Vegetarians and vegans must plan specifically for vitamin B12 because it is not reliably present in unfortified plant foods. The Office of Dietary Supplements, National Institutes of Health summarizes that B12 is produced by microorganisms and accumulates in animal tissues, making animal products the usual dietary source. Deficiency arises over months to years when intake or absorption is inadequate, and it can cause megaloblastic anemia and progressive neurological damage if untreated, according to the Office of Dietary Supplements, National Institutes of Health.
Why vegans are at particular risk
Plant-based patterns can be nutritionally sound, but without fortified products or supplements they typically lack sufficient bioavailable B12. The Academy of Nutrition and Dietetics states that appropriately planned vegan diets require reliable B12 sources to meet requirements. Some traditional or regional foods, including certain fermented items and seaweeds, may contain B12-like compounds, but these are often inconsistent or include inactive analogues that do not prevent deficiency. Socioeconomic and territorial factors influence access: in regions with few fortified foods or limited supplement availability, the risk of long-term deficiency rises, and public-health guidance often differs between countries.

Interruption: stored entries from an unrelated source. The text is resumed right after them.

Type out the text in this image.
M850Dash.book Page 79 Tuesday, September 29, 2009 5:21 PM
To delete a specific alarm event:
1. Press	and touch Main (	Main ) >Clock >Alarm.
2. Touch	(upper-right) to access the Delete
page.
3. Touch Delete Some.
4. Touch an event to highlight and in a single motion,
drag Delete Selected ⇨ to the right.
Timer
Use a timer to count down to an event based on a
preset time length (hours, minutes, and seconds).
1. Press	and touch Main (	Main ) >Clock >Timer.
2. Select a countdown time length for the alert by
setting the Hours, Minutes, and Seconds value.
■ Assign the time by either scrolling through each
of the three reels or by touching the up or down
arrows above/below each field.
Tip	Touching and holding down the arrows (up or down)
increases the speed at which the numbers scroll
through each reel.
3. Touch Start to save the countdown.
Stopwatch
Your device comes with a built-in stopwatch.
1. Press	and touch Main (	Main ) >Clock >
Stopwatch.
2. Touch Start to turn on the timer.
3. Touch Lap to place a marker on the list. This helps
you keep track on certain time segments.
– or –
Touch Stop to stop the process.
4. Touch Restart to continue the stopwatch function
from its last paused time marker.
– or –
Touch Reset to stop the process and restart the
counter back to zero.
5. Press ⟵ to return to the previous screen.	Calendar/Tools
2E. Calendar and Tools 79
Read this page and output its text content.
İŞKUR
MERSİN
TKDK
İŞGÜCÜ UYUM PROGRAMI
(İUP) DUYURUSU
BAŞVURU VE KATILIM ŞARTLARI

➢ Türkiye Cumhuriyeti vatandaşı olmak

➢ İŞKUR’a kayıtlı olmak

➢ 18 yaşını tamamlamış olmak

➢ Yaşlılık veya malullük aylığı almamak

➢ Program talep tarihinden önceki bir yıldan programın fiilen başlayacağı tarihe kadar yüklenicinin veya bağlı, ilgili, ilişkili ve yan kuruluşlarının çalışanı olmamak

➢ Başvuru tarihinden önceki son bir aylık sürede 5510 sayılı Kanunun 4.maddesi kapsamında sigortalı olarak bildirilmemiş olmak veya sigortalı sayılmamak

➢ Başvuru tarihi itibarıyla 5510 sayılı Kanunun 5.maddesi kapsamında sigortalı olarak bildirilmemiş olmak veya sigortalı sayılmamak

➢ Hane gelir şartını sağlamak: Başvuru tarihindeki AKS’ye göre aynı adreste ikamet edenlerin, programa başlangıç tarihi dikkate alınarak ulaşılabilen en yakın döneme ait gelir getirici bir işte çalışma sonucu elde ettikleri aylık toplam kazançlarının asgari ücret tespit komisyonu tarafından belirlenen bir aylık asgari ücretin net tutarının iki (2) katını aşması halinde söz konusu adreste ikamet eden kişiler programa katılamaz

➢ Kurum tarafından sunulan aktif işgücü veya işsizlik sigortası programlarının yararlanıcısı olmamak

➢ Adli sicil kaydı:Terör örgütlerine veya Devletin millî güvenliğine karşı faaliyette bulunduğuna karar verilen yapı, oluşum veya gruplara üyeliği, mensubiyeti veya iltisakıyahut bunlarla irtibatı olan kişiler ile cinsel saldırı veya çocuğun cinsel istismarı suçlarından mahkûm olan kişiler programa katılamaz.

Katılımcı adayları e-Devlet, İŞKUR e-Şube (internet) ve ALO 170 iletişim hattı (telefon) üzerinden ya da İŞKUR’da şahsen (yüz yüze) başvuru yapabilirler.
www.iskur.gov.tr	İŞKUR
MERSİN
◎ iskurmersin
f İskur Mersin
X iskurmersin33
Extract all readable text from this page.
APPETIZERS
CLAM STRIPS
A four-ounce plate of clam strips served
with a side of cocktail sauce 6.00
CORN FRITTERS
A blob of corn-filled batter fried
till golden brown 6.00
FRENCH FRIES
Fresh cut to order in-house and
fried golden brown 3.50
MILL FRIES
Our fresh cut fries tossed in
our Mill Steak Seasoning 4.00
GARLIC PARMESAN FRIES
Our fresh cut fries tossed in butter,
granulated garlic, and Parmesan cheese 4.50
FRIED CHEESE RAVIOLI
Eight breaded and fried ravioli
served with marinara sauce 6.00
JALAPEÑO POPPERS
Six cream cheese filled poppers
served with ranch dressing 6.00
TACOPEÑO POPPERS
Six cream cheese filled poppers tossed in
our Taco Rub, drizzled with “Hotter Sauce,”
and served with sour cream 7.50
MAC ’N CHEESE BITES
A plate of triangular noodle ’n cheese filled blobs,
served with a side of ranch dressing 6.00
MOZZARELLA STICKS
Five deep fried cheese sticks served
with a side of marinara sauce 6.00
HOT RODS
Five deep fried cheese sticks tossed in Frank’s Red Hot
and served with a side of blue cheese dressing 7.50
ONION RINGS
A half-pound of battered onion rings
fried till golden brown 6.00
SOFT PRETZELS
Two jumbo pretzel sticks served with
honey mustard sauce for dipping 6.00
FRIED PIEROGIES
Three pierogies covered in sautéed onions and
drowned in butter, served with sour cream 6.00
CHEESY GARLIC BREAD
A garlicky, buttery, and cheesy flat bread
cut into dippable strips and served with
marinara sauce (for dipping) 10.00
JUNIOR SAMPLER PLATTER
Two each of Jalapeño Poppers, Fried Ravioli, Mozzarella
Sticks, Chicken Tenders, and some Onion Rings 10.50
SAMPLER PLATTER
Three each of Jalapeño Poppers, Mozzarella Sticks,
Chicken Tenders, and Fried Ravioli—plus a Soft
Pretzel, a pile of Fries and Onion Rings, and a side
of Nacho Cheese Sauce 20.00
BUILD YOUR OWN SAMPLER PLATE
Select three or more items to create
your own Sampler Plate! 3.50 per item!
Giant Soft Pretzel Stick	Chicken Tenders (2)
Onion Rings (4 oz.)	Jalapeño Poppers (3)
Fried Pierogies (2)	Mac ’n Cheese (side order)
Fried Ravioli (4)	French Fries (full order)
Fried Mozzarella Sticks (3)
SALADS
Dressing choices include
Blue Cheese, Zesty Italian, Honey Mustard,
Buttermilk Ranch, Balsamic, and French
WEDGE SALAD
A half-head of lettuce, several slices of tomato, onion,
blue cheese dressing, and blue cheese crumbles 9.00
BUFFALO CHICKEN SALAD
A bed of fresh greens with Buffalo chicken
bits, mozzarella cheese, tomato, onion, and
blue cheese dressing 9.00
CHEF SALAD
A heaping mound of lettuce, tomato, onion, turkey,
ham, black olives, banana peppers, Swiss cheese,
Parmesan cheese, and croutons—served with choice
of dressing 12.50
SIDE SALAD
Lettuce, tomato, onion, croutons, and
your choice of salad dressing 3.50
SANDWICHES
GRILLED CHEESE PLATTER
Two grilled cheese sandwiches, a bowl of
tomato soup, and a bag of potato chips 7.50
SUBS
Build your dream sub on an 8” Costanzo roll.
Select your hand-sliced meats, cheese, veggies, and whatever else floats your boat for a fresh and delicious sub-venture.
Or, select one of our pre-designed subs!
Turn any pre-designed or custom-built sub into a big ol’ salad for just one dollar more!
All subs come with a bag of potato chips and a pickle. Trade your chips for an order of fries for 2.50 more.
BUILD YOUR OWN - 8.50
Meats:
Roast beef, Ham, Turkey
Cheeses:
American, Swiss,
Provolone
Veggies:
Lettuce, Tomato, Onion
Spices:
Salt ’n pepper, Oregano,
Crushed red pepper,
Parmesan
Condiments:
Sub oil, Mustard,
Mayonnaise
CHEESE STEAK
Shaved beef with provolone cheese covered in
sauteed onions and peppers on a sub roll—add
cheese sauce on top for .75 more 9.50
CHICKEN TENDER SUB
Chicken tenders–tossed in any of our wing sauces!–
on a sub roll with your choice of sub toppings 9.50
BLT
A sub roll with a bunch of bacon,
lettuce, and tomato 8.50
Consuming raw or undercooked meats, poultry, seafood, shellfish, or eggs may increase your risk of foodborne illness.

Practical strategies for maintaining adequate status
Relying on fortified foods and supplementation is the most reliable approach. The Office of Dietary Supplements, National Institutes of Health lists the recommended dietary allowance for adults as 2.4 micrograms per day, but clinicians often recommend supplemental strategies that account for limited intrinsic absorption, such as daily low-dose supplements or periodic higher-dose oral or sublingual preparations. Health services such as NHS guidance also advise vegans to take an appropriate B12 supplement or regularly consume fortified foods. Blood testing to monitor status can use serum B12 together with functional markers like methylmalonic acid when available; periodic testing is especially important for people who are pregnant, breastfeeding, elderly, or have absorption disorders.
Decisions about form and dose should consider individual factors. Cyanocobalamin and methylcobalamin are widely used supplement forms; some clinicians prefer cyanocobalamin for stability and well-characterized efficacy, while methylcobalamin may be chosen for specific clinical contexts. People with malabsorption conditions may require higher oral doses or intramuscular injections under medical supervision. Working with a registered dietitian or primary care clinician helps tailor the plan and interpret laboratory results.
Consequences and cultural context
Untreated deficiency can lead to irreversible neuropathy and cognitive effects if prolonged, underscoring the public-health importance of prevention. Cultural practices that emphasize whole unfortified plant foods can be nutritionally robust but must be paired with education about B12 prevention. Environmental arguments for plant-based diets remain strong, yet they do not remove the biological need for B12; sustainable vegan practice recognizes supplementation as a low-impact, necessary measure. Health systems, community programs, and clinicians play roles in ensuring access to fortified foods and affordable supplements so that plant-based diets remain both ethical and healthful.